In the case the Consumer Ombudsman emphasized, the fact that it was not clear to the reader of Instagram that this was in fact an advertisement. The Consumer Ombudsman added that posted photos for which the purpose is to promote products for a company should be followed with tags like “advertisement” “sponsored” e.g.
The decision clearly points out that it is not enough to use tags with the name of the company whose product is advertised for – which the singer in this case only did.
Lawful advertisement on social media
The Danish Marketing Act, which is part of the implementation of Directive 2005/29/EC concerning unfair business-to-consumer commercial practices in the internal market, regulates that an advertisement shall be presented in such a way that it will be clearly recognizable as an advertisement of whatever form and whatever media in which it appears.
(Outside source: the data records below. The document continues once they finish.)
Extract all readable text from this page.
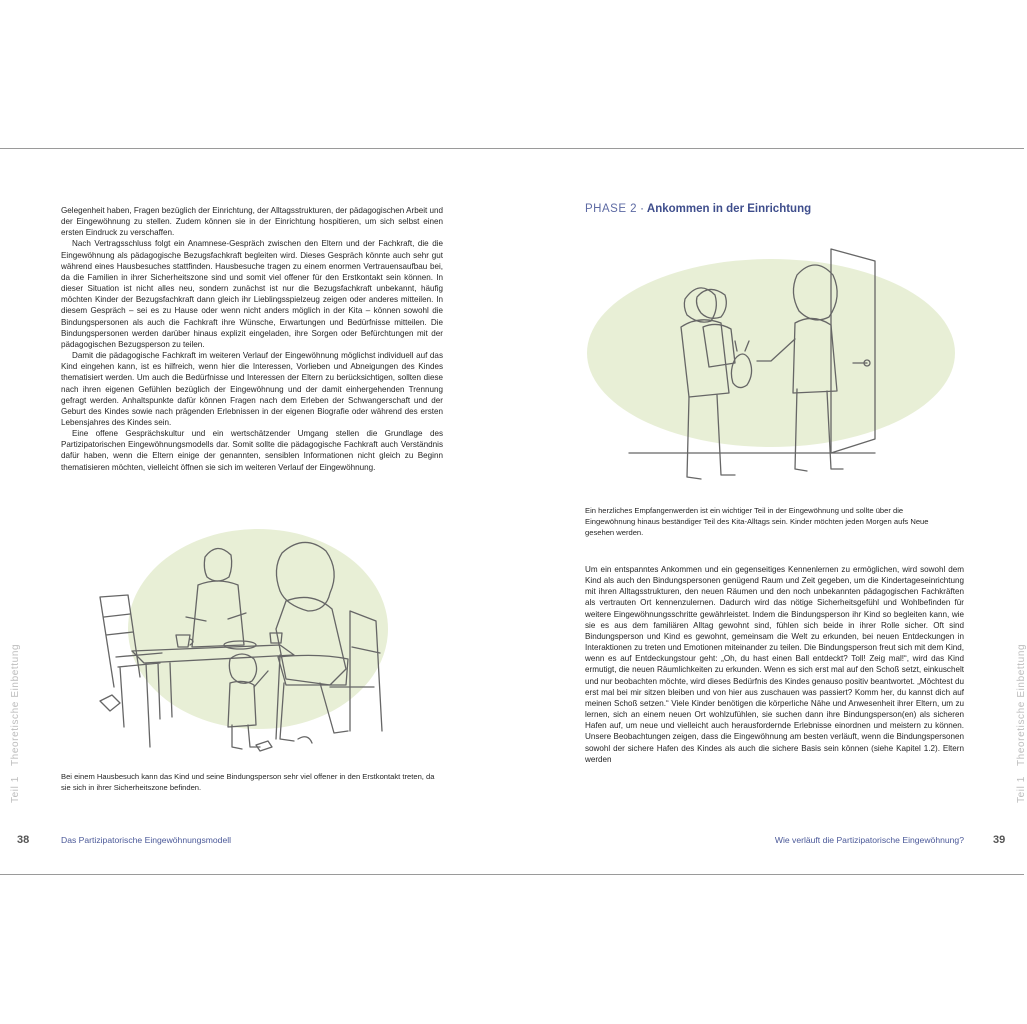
Gelegenheit haben, Fragen bezüglich der Einrichtung, der Alltagsstrukturen, der pädagogischen Arbeit und der Eingewöhnung zu stellen. Zudem können sie in der Einrichtung hospitieren, um sich selbst einen ersten Eindruck zu verschaffen.

Nach Vertragsschluss folgt ein Anamnese-Gespräch zwischen den Eltern und der Fachkraft, die die Eingewöhnung als pädagogische Bezugsfachkraft begleiten wird. Dieses Gespräch könnte auch sehr gut während eines Hausbesuches stattfinden. Hausbesuche tragen zu einem enormen Vertrauensaufbau bei, da die Familien in ihrer Sicherheitszone sind und somit viel offener für den Erstkontakt sein können. In dieser Situation ist nicht alles neu, sondern zunächst ist nur die Bezugsfachkraft unbekannt, häufig möchten Kinder der Bezugsfachkraft dann gleich ihr Lieblingsspielzeug zeigen oder anderes mitteilen. In diesem Gespräch – sei es zu Hause oder wenn nicht anders möglich in der Kita – können sowohl die Bindungspersonen als auch die Fachkraft ihre Wünsche, Erwartungen und Bedürfnisse mitteilen. Die Bindungspersonen werden darüber hinaus explizit eingeladen, ihre Sorgen oder Befürchtungen mit der pädagogischen Bezugsperson zu teilen.

Damit die pädagogische Fachkraft im weiteren Verlauf der Eingewöhnung möglichst individuell auf das Kind eingehen kann, ist es hilfreich, wenn hier die Interessen, Vorlieben und Abneigungen des Kindes thematisiert werden. Um auch die Bedürfnisse und Interessen der Eltern zu berücksichtigen, sollten diese nach ihren eigenen Gefühlen bezüglich der Eingewöhnung und der damit einhergehenden Trennung gefragt werden. Anhaltspunkte dafür können Fragen nach dem Erleben der Schwangerschaft und der Geburt des Kindes sowie nach prägenden Erlebnissen in der eigenen Biografie oder während des ersten Lebensjahres des Kindes sein.

Eine offene Gesprächskultur und ein wertschätzender Umgang stellen die Grundlage des Partizipatorischen Eingewöhnungsmodells dar. Somit sollte die pädagogische Fachkraft auch Verständnis dafür haben, wenn die Eltern einige der genannten, sensiblen Informationen nicht gleich zu Beginn thematisieren möchten, vielleicht öffnen sie sich im weiteren Verlauf der Eingewöhnung.

Bei einem Hausbesuch kann das Kind und seine Bindungsperson sehr viel offener in den Erstkontakt treten, da sie sich in ihrer Sicherheitszone befinden.
Teil 1Theoretische Einbettung
38	Das Partizipatorische Eingewöhnungsmodell
PHASE 2 · Ankommen in der Einrichtung
Ein herzliches Empfangenwerden ist ein wichtiger Teil in der Eingewöhnung und sollte über die Eingewöhnung hinaus beständiger Teil des Kita-Alltags sein. Kinder möchten jeden Morgen aufs Neue gesehen werden.

Um ein entspanntes Ankommen und ein gegenseitiges Kennenlernen zu ermöglichen, wird sowohl dem Kind als auch den Bindungspersonen genügend Raum und Zeit gegeben, um die Kindertageseinrichtung mit ihren Alltagsstrukturen, den neuen Räumen und den noch unbekannten pädagogischen Fachkräften als vertrauten Ort kennenzulernen. Dadurch wird das nötige Sicherheitsgefühl und Wohlbefinden für weitere Eingewöhnungsschritte gewährleistet. Indem die Bindungsperson ihr Kind so begleiten kann, wie sie es aus dem familiären Alltag gewohnt sind, fühlen sich beide in ihrer Rolle sicher. Oft sind Bindungsperson und Kind es gewohnt, gemeinsam die Welt zu erkunden, bei neuen Entdeckungen in Interaktionen zu treten und Emotionen miteinander zu teilen. Die Bindungsperson freut sich mit dem Kind, wenn es auf Entdeckungstour geht: „Oh, du hast einen Ball entdeckt? Toll! Zeig mal!“, wird das Kind ermutigt, die neuen Räumlichkeiten zu erkunden. Wenn es sich erst mal auf den Schoß setzt, einkuschelt und nur beobachten möchte, wird dieses Bedürfnis des Kindes genauso positiv beantwortet. „Möchtest du erst mal bei mir sitzen bleiben und von hier aus zuschauen was passiert? Komm her, du kannst dich auf meinen Schoß setzen.“ Viele Kinder benötigen die körperliche Nähe und Anwesenheit ihrer Eltern, um zu lernen, sich an einem neuen Ort wohlzufühlen, sie suchen dann ihre Bindungsperson(en) als sicheren Hafen auf, um neue und vielleicht auch herausfordernde Erlebnisse einordnen und meistern zu können. Unsere Beobachtungen zeigen, dass die Eingewöhnung am besten verläuft, wenn die Bindungspersonen sowohl der sichere Hafen des Kindes als auch die sichere Basis sein können (siehe Kapitel 1.2). Eltern werden

Teil 1Theoretische Einbettung
Wie verläuft die Partizipatorische Eingewöhnung?	39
On social media like blogs, Instagram and Facebook, the updates are often very personal, and the reader is therefore often, to a much higher degree, disposed and influenced by the content than in regard to normal advertisement.
In the guidelines from the Danish Consumer Ombudsman, advertisement is defined as: any form of communication in connection with the exercise of business activity, which aims to sell products and services.
If a company wants, for instance, a blogger to write about the company or the company products, it will usually be because the company believes that this will promote the company’s sales. An agreement with a business for a post on social media with the mention of a product will therefore, according to the Danish Consumer Ombudsman, be an advertisement for the product. This will be the case regardless of the way the agreement has been made. In such cases, the Danish Consumer Ombudsman considers the advertisement in compliance with the Danish Marketing Act only if – in the beginning of the text/the post – it is clearly marked with one of the following texts:
- Paid posts
- Sponsored posts
The toothpaste case is in accordance with the guidelines.
If a product is mentioned on a person’s own initiative however, and without having any agreement with the business producing the product or offering it for sale, this will not be categorized as an advertisement. The borderline between advertisement and private recommendations can be almost invisible and therefore, this is a subject that needs attention.
It is up to the business and brand holders to advise the blogger e.g. of these requirements. When a business is ultimately conducting advertisements which serve the purpose of influencing Danish consumers, by default, the Danish Marketing Act must be complied with. Therefore, the above not only applies to Danish-, but also foreign companies when conducting advertisements through social media.